There are hundreds of brands of birth control pills on the market, and new ones come out often. Most women take their doctor’s recommendation for which kind to take and usually try a few different brands before finding one to stick with. The variety can be daunting. It’s not all that easy to find the right hormone dosage, especially considering that birth control pills use different types and varying potencies of synthetic progesterone and/or estrogen. Women are encouraged to experiment with different brands of the Pill, which makes it sound fun even though it’s not. The Pill’s positive side effects are great ones: For many women, it eases cramps and PMS, clears up acne, and makes periods lighter and more regular. (The Pill’s negative side effects, which plenty of women are familiar with, are not so great; more on that shortly.) A “period” while on the Pill, by the way, is actually called withdrawal bleeding—it’s not a real period. But even though the Pill effectively puts a woman’s natural hormone rhythm into sleep mode, her body still reacts when her hormone levels drop, which happens when she takes the placebo pills at the end of the pack.[*9] In the case of both withdrawal bleeding and a period, the decrease in hormones causes the mucus and lining of the uterus to shed and exit through the vagina. So this fake “period,” while typically lighter and shorter than the real thing, can still cause PMS symptoms in some women, including headaches, nausea, mood swings, and sore breasts. These are more common in the first few months of being on the Pill and usually—but not always—go away, or a woman simply gets used to them.

No ovulation means no egg to be fertilized. It also means follicles don’t grow; they’re hibernating, so to speak. And no mature follicles means no corpus luteum—and no functional ovarian cysts. Ah. This very small fact—that, in addition to everything else it does, the Pill helps reduce the size of ovarian cysts and sometimes prevents them from forming at all—is, for me, a crucial piece of information that I did not have when it mattered most.

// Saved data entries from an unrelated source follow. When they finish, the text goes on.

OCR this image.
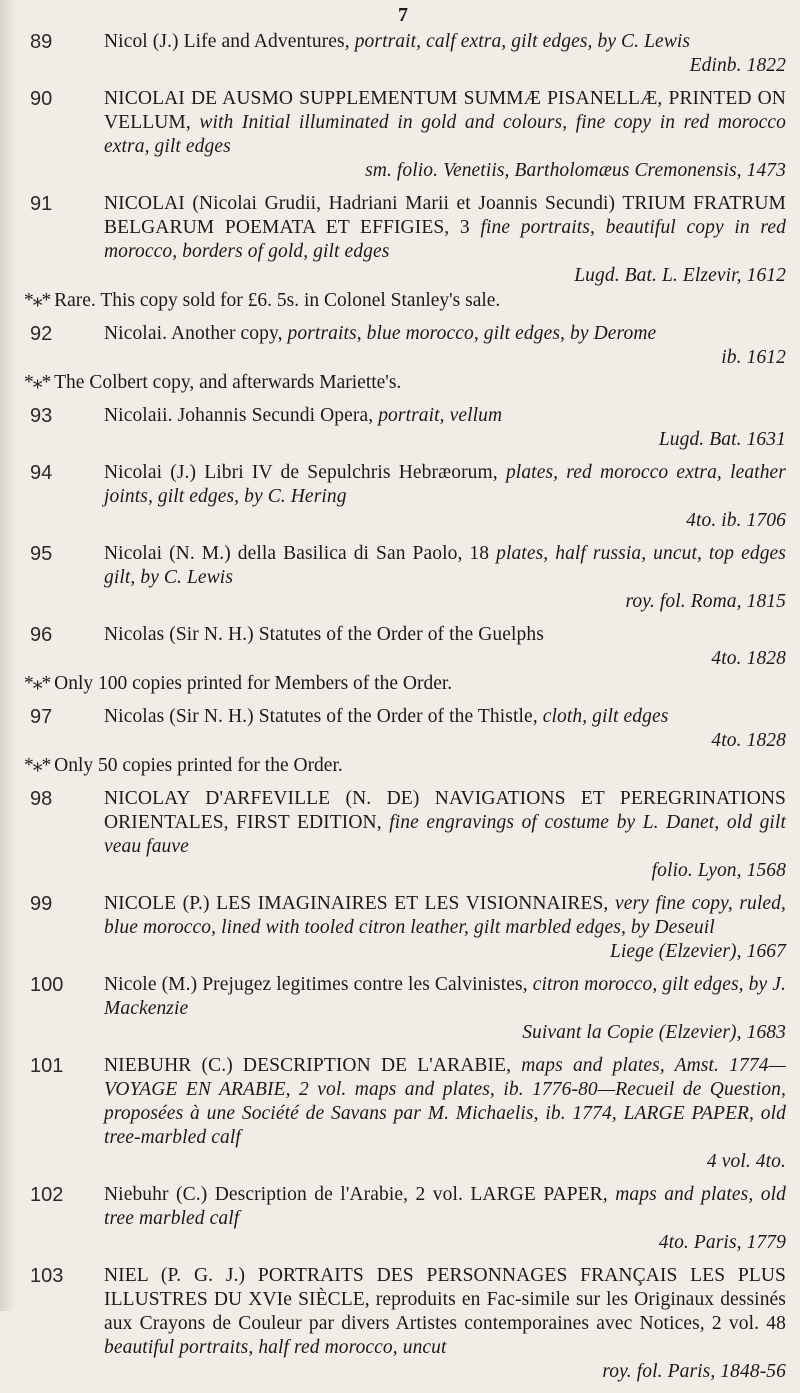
7
89	Nicol (J.) Life and Adventures, portrait, calf extra, gilt edges, by C. Lewis
Edinb. 1822
90	NICOLAI DE AUSMO SUPPLEMENTUM SUMMÆ PISANELLÆ, PRINTED ON VELLUM, with Initial illuminated in gold and colours, fine copy in red morocco extra, gilt edges
sm. folio. Venetiis, Bartholomæus Cremonensis, 1473
91	NICOLAI (Nicolai Grudii, Hadriani Marii et Joannis Secundi) TRIUM FRATRUM BELGARUM POEMATA ET EFFIGIES, 3 fine portraits, beautiful copy in red morocco, borders of gold, gilt edges
Lugd. Bat. L. Elzevir, 1612
*⁎* Rare. This copy sold for £6. 5s. in Colonel Stanley's sale.
92	Nicolai. Another copy, portraits, blue morocco, gilt edges, by Derome
ib. 1612
*⁎* The Colbert copy, and afterwards Mariette's.
93	Nicolaii. Johannis Secundi Opera, portrait, vellum
Lugd. Bat. 1631
94	Nicolai (J.) Libri IV de Sepulchris Hebræorum, plates, red morocco extra, leather joints, gilt edges, by C. Hering
4to. ib. 1706
95	Nicolai (N. M.) della Basilica di San Paolo, 18 plates, half russia, uncut, top edges gilt, by C. Lewis
roy. fol. Roma, 1815
96	Nicolas (Sir N. H.) Statutes of the Order of the Guelphs
4to. 1828
*⁎* Only 100 copies printed for Members of the Order.
97	Nicolas (Sir N. H.) Statutes of the Order of the Thistle, cloth, gilt edges
4to. 1828
*⁎* Only 50 copies printed for the Order.
98	NICOLAY D'ARFEVILLE (N. DE) NAVIGATIONS ET PEREGRINATIONS ORIENTALES, FIRST EDITION, fine engravings of costume by L. Danet, old gilt veau fauve
folio. Lyon, 1568
99	NICOLE (P.) LES IMAGINAIRES ET LES VISIONNAIRES, very fine copy, ruled, blue morocco, lined with tooled citron leather, gilt marbled edges, by Deseuil
Liege (Elzevier), 1667
100 Nicole (M.) Prejugez legitimes contre les Calvinistes, citron morocco, gilt edges, by J. Mackenzie
Suivant la Copie (Elzevier), 1683
101 NIEBUHR (C.) DESCRIPTION DE L'ARABIE, maps and plates, Amst. 1774—VOYAGE EN ARABIE, 2 vol. maps and plates, ib. 1776-80—Recueil de Question, proposées à une Société de Savans par M. Michaelis, ib. 1774, LARGE PAPER, old tree-marbled calf
4 vol. 4to.
102 Niebuhr (C.) Description de l'Arabie, 2 vol. LARGE PAPER, maps and plates, old tree marbled calf
4to. Paris, 1779
103 NIEL (P. G. J.) PORTRAITS DES PERSONNAGES FRANÇAIS LES PLUS ILLUSTRES DU XVIe SIÈCLE, reproduits en Fac-simile sur les Originaux dessinés aux Crayons de Couleur par divers Artistes contemporaines avec Notices, 2 vol. 48 beautiful portraits, half red morocco, uncut
roy. fol. Paris, 1848-56
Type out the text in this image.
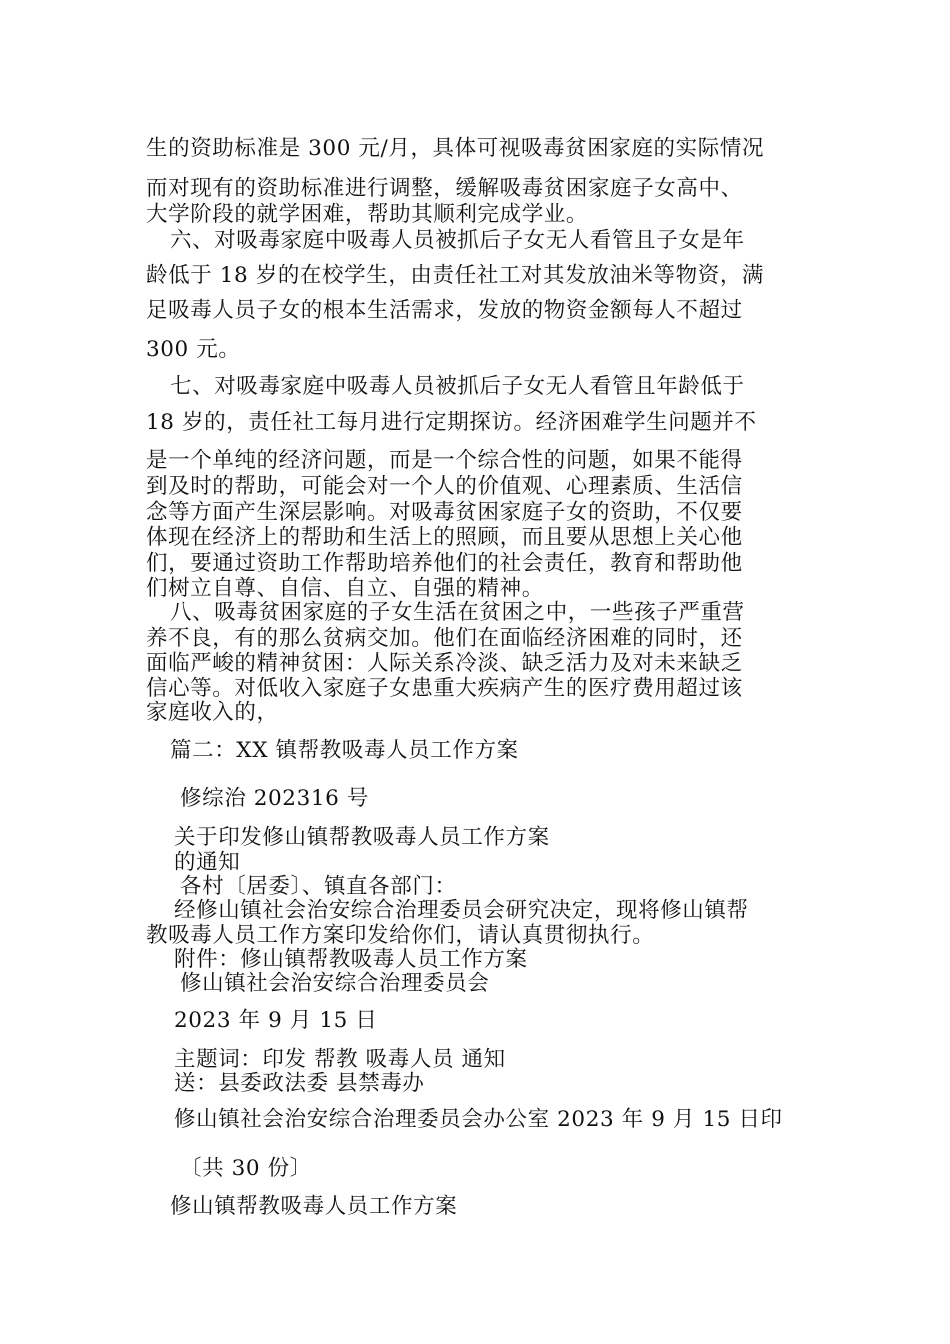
生的资助标准是 300 元/月，具体可视吸毒贫困家庭的实际情况
而对现有的资助标准进行调整，缓解吸毒贫困家庭子女高中、
大学阶段的就学困难，帮助其顺利完成学业。
六、对吸毒家庭中吸毒人员被抓后子女无人看管且子女是年
龄低于 18 岁的在校学生，由责任社工对其发放油米等物资，满
足吸毒人员子女的根本生活需求，发放的物资金额每人不超过
300 元。
七、对吸毒家庭中吸毒人员被抓后子女无人看管且年龄低于
18 岁的，责任社工每月进行定期探访。经济困难学生问题并不
是一个单纯的经济问题，而是一个综合性的问题，如果不能得
到及时的帮助，可能会对一个人的价值观、心理素质、生活信
念等方面产生深层影响。对吸毒贫困家庭子女的资助，不仅要
体现在经济上的帮助和生活上的照顾，而且要从思想上关心他
们，要通过资助工作帮助培养他们的社会责任，教育和帮助他
们树立自尊、自信、自立、自强的精神。
八、吸毒贫困家庭的子女生活在贫困之中，一些孩子严重营
养不良，有的那么贫病交加。他们在面临经济困难的同时，还
面临严峻的精神贫困：人际关系冷淡、缺乏活力及对未来缺乏
信心等。对低收入家庭子女患重大疾病产生的医疗费用超过该
家庭收入的，
篇二：XX 镇帮教吸毒人员工作方案
修综治 202316 号
关于印发修山镇帮教吸毒人员工作方案
的通知
各村〔居委〕、镇直各部门：
经修山镇社会治安综合治理委员会研究决定，现将修山镇帮
教吸毒人员工作方案印发给你们，请认真贯彻执行。
附件：修山镇帮教吸毒人员工作方案
修山镇社会治安综合治理委员会
2023 年 9 月 15 日
主题词：印发 帮教 吸毒人员 通知
送：县委政法委 县禁毒办
修山镇社会治安综合治理委员会办公室 2023 年 9 月 15 日印
〔共 30 份〕
修山镇帮教吸毒人员工作方案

Decades ago, doctors learned that women taking birth control pills had fewer cysts, since the hormones in the Pill typically stop follicles from developing. Here’s the bit I really wish I’d had some inkling about: that going off the Pill and waking follicles from their deep slumber can lead to a functional cyst growing too large, which in turn can cause the ovary to twist (remember that kinked garden hose?). Ovarian torsion, an uncommon but serious condition, must be treated quickly. If it’s not, in rare cases it can result in the loss of an ovary—because the twisting cannot be undone.

I certainly didn’t know any of this when I was in college and going on, and then suddenly off, the Pill. But I believe I should have. I prided myself on being an informed and self-aware young woman, attuned to matters of body and health. But when it came to hormones, my reproductive system, and birth control, I was mostly clueless.